Here is how to use measurement to motivate:

  • Measure all the things that are important to you.
  • What is important is that the needs of all the stakeholders be met. Choose indicators that measure success in satisfying the customers,shareholders, management, and the employees.
  • In choosing indicators, find a balance among those that measure the past (financial), the present (service), and the future (learning and innovation).
  • Involve stakeholders in choosing the appropriate indicators. This will ensure greater buy-in and ownership of the process.
  • Establish the effectiveness of your organization’s performance with regard to each indicator. Consider benchmarking your performance
    against others in the industry. Or, better still, benchmark your organization against those from other industries that have similar processes. This may help you identify new possibilities that are perhaps not part of the standard way of doing things in your industry. In order to get maximum buy-in to the new possibilities, ensure that your employees are part of the information-gathering team.

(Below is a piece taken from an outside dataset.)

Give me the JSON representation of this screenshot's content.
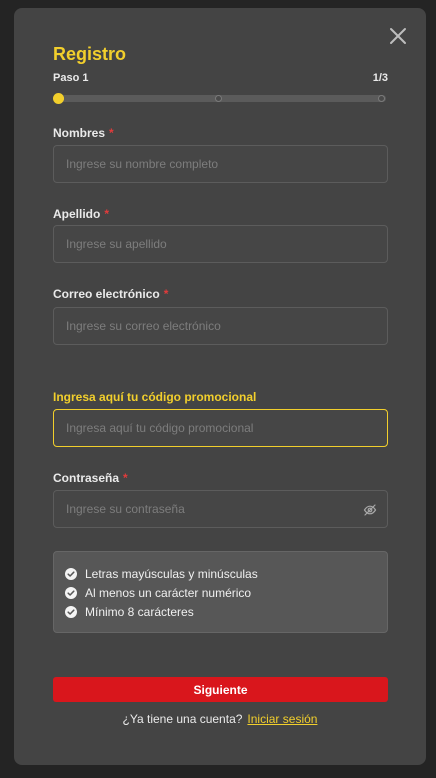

  • Now that you know the possibilities, set challenging goals. Goals also need to be specific, measurable, agreed upon, realistic (yet challenging), and time-based (SMART).
  • Display the measures so that everyone can see them.
  • Form miniteams for each key success factor. Have each team take responsibility for collecting the data each month and looking for new, innovative ways of improving the scores.
  • Meet regularly to review performance. Compare actual performance against goals.
  • Celebrate significant gains and involve process owners in finding solutions for either declines in performance or performance that needs to improve.